A downturn in the worldwide oil industry continues to buffet Newfoundland and Labrador as Transocean, one of the largest offshore drilling contractors, announces layoffs and considers its options for the rig Henry Goodrich.

The company recently issued layoffs to 16 Transocean employees, and an unknown number of third-party providers.

But industry leaders caution against reading too much into the Transocean cuts, saying the layofffs are not a reflection of the drop in oil prices.

"It's not a surprise to us that the Henry Goodrich will soon be leaving," Robert Cadigan, president and chief executive officer of Newfoundland and Labrador Oil & Gas Industries Association (NOIA), said in a statement.
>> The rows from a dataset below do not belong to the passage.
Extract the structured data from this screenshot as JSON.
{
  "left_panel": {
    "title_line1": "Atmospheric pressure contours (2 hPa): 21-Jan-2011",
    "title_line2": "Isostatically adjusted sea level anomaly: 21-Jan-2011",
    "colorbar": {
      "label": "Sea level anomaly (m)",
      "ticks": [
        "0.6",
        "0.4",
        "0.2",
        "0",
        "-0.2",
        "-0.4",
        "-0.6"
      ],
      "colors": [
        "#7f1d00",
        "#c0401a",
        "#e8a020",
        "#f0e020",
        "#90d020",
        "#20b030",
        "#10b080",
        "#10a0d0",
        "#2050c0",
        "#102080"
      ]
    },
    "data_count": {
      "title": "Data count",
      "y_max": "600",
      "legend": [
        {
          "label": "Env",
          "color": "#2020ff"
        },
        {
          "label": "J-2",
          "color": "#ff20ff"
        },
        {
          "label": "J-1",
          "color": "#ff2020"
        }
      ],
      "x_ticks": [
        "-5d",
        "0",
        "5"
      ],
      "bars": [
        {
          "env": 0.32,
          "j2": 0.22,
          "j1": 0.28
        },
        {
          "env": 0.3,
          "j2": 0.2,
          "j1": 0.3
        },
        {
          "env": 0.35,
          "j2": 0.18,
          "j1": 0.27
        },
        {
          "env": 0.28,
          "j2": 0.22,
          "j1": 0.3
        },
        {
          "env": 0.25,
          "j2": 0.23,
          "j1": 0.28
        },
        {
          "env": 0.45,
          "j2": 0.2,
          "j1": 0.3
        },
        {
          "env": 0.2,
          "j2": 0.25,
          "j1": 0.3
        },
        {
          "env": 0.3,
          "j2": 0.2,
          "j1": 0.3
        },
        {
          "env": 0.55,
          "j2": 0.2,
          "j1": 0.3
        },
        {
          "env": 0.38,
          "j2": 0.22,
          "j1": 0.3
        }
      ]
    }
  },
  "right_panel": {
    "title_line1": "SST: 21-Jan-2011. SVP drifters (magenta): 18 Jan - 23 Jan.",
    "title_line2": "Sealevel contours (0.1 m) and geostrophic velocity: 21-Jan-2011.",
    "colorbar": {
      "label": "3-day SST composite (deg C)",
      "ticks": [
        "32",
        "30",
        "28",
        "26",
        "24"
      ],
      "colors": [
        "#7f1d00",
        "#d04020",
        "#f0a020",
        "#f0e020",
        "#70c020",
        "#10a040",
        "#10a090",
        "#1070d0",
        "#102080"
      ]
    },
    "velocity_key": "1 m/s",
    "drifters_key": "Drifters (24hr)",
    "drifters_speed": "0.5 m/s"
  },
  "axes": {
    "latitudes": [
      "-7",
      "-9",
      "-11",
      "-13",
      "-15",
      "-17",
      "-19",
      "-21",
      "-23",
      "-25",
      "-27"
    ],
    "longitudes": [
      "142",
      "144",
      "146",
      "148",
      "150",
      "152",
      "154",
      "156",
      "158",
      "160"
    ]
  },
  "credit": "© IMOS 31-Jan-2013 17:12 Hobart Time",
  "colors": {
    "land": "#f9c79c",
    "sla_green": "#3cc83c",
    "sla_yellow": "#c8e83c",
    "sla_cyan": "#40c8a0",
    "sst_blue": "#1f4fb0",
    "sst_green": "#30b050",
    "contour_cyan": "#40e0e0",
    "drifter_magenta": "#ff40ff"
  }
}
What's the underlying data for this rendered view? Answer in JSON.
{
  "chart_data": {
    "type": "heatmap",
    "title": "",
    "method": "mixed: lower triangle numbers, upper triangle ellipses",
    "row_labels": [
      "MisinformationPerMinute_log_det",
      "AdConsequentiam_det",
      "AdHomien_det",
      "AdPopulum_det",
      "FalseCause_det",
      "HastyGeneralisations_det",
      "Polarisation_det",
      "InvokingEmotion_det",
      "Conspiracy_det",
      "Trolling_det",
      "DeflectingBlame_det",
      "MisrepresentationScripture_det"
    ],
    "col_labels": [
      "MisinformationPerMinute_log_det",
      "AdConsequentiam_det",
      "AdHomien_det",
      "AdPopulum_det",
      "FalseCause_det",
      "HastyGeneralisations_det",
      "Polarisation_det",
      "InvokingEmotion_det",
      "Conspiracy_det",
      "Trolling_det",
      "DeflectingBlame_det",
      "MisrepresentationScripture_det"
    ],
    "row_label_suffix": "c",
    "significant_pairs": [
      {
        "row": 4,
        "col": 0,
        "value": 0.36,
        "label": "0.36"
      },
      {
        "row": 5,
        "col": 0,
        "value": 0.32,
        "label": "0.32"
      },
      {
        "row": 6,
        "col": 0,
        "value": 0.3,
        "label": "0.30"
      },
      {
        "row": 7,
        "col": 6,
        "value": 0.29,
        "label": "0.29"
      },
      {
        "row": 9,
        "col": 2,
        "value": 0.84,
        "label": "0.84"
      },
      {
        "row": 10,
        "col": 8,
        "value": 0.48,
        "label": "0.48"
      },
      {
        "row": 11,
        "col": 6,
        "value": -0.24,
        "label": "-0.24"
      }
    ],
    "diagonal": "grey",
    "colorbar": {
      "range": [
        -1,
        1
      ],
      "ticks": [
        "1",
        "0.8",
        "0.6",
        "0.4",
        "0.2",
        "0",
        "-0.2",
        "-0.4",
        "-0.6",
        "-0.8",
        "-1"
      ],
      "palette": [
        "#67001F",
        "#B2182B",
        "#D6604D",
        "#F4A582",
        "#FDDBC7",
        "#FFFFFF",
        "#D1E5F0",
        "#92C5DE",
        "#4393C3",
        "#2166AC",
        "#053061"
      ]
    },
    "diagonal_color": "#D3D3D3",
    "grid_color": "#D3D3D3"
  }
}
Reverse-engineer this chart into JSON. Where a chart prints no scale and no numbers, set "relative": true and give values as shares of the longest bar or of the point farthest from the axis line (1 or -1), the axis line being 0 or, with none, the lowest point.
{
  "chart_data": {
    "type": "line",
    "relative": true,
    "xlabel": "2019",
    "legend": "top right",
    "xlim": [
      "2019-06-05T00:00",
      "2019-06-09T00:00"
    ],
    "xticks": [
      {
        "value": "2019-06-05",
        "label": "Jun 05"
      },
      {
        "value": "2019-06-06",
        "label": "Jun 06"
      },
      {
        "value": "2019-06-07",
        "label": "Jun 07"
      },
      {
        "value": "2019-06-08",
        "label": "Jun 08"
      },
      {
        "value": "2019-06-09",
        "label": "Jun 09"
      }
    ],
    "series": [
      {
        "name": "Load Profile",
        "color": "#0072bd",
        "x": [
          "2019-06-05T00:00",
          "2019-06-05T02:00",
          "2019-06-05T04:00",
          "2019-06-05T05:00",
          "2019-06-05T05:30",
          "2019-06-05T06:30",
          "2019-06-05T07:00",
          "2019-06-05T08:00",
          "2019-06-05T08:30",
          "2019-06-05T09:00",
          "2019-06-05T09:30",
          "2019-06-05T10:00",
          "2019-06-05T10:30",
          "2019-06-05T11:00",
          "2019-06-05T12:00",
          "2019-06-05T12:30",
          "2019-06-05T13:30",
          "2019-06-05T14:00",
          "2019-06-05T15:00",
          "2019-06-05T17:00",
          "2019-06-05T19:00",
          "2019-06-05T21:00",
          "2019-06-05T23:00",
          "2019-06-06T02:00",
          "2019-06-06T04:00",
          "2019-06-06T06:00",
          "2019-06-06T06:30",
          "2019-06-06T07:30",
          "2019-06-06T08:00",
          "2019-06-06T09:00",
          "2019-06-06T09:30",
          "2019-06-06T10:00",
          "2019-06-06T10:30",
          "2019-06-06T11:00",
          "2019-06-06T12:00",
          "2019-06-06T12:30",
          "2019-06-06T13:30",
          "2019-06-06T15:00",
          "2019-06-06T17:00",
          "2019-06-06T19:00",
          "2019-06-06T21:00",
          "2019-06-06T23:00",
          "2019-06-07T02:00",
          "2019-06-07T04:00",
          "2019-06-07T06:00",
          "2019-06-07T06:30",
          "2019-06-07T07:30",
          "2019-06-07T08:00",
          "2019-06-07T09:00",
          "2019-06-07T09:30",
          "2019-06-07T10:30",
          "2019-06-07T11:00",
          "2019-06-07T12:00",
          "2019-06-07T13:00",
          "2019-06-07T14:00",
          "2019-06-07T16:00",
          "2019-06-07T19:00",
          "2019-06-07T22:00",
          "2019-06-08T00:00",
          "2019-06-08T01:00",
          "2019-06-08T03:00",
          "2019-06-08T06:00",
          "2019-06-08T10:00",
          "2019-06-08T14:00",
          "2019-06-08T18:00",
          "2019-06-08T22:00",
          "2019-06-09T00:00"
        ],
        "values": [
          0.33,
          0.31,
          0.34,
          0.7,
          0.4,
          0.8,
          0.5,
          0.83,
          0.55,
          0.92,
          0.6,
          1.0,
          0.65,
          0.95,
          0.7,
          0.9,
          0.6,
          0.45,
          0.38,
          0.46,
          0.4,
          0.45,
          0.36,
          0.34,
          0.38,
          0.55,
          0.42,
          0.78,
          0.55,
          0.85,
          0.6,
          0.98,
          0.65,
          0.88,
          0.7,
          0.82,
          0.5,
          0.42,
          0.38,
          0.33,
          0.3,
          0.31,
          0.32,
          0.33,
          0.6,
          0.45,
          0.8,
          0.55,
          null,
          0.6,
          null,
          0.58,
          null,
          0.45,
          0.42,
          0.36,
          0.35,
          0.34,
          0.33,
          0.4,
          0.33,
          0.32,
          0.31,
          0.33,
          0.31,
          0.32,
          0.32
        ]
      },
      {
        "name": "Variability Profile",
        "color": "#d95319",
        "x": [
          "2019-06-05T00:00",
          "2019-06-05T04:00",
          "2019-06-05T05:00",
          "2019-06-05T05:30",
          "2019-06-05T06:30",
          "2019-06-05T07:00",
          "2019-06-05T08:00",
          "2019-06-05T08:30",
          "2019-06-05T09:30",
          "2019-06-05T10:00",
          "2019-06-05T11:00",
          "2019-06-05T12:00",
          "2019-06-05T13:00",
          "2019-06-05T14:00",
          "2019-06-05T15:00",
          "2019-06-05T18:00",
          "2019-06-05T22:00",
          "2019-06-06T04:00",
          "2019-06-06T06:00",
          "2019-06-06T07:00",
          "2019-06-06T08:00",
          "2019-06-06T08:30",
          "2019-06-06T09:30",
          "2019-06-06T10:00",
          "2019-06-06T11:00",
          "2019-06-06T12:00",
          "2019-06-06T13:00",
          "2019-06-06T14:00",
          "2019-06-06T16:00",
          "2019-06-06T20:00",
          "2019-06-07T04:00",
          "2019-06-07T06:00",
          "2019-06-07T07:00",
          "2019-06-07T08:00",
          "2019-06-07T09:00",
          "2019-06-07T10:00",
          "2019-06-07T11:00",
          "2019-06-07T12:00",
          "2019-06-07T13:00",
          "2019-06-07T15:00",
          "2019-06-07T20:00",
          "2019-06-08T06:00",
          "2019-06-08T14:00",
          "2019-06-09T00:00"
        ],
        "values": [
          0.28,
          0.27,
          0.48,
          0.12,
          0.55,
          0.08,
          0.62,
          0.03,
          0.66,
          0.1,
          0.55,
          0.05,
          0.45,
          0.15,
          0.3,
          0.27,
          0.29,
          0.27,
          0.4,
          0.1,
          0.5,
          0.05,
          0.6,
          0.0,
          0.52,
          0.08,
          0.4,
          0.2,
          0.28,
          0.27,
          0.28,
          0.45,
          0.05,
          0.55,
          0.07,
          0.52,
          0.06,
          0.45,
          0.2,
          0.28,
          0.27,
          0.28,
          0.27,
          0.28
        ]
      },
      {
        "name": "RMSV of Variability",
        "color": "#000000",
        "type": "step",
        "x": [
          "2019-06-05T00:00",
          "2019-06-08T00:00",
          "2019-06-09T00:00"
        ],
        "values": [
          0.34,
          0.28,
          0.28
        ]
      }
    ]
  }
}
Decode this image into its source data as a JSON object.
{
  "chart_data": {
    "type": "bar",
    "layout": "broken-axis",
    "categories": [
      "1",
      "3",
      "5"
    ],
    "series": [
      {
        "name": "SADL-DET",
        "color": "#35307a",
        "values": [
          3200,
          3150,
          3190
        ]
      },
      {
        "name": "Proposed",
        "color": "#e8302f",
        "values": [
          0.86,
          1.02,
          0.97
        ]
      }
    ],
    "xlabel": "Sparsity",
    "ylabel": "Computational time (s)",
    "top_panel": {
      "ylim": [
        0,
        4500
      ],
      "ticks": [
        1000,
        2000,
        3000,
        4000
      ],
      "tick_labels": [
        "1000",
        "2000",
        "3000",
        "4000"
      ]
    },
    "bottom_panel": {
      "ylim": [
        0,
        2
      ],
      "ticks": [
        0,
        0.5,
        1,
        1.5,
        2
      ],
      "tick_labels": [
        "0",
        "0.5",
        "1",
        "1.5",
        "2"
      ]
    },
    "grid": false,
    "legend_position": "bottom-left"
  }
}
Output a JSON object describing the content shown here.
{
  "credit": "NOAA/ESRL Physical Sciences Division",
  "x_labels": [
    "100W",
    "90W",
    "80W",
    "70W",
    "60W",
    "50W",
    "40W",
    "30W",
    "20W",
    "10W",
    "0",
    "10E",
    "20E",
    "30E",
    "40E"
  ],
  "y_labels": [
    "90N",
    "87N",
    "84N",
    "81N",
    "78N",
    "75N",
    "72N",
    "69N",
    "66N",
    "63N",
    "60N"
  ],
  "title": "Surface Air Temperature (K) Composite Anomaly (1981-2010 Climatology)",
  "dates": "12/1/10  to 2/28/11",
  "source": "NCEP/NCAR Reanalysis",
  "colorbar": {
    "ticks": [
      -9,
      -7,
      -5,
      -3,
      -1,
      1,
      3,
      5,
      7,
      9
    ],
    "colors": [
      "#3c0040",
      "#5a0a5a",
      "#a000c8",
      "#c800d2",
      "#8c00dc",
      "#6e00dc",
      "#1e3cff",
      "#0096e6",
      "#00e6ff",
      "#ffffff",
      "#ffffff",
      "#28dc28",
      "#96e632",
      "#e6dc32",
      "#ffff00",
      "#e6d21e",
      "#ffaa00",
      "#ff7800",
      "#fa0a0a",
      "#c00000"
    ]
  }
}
"It's our understanding that the rig has completed the work scope that brought it here and has been released." 

Henry Goodrich oil rig

The Henry Goodrich oil rig was commissioned in 1985. (Submitted by Glen Carey)

NOIA officials say oil exploration off Canada's east coast remains strong, with up to four drill rigs scheduled to be active in the area by 2016. That's up from just one three years ago.

Oil companies have also begun shifting more of their drilling contracts to Seadrill, a London-based offshore drilling company with two rigs currently active in the offshore.

No confirmed contracts

Transocean's position, meanwhile, was explained in an April 8 email to employees working on the GSF Grand Banks and the Henry Goodrich, two drill rigs with a long history in Newfoundland's offshore oil sector.

The GSF Grand Banks is currently under contract in the offshore, while the Goodrich has been anchored just off Marystown in Mortier Bay, on Newfoundland's Burin Peninsula, since about mid-winter.

The email, written by Karl-Erik Johannessen, the company's senior operations manager in Canada, was obtained by CBC News.

Incurring significant costs

Johannessen said the company is "incurring significant cost with little return" on the Goodrich, and must maintain a sufficient number of personnel on the rig as the decision is made to either commence a "yard stay" or tow the rig elsewhere to be "stacked."

Stacked is an industry term, with two definitions. There is warm stacked, where a rig is idled, but deployable, and cold stacked, where a rig is shut down and stored in a harbour or shipyard.  

It's not clear what option Transocean is considering, but sources says it's likely the Goodrich will be towed to Scotland, and likely retired.

Attempts to speak with company officials Thursday were unsuccessful. A spokesperson in Houston would only say, "We can refer you to our fleet status report on our website."

The report describes the Goodrich as "idle."

More cutbacks in the offing 

It's just the latest in a series of sobering setbacks to befall the oil industry in Newfoundland and Labrador, including a Husky Energy announcement in December that it will defer the final investment decision on its offshore West White Rose oilfield extension project for a year.

Newfoundland and Labrador is being dealt a double blow. In addition to job losses at home, where there are three producing oilfields in the offshore, there is also a slowdown in the oilsands in western Canada, where thousands of people from the province work on a rotational basis.

The lower prices are also punishing the provincial treasury, since royalties from the oil sector account for about one third of government revenues.

Several oil companies have trimmed their workforce in this province, though the exact numbers are hard to quantify. There are reports that more cutbacks will be announced soon. 

Johannessen said Transocean is caught in the "downturn of the industry," and must reduce operational costs.

"These decisions are not taken lightly and we have prolonged this event for as long as possible, but we have come to the point where these must be issued," he said of the layoffs.

The Goodrich is an older rig, commissioned in 1985.

Sources say its productivity has fallen to around 50 per cent, and concerns have been expressed about its overall safety record.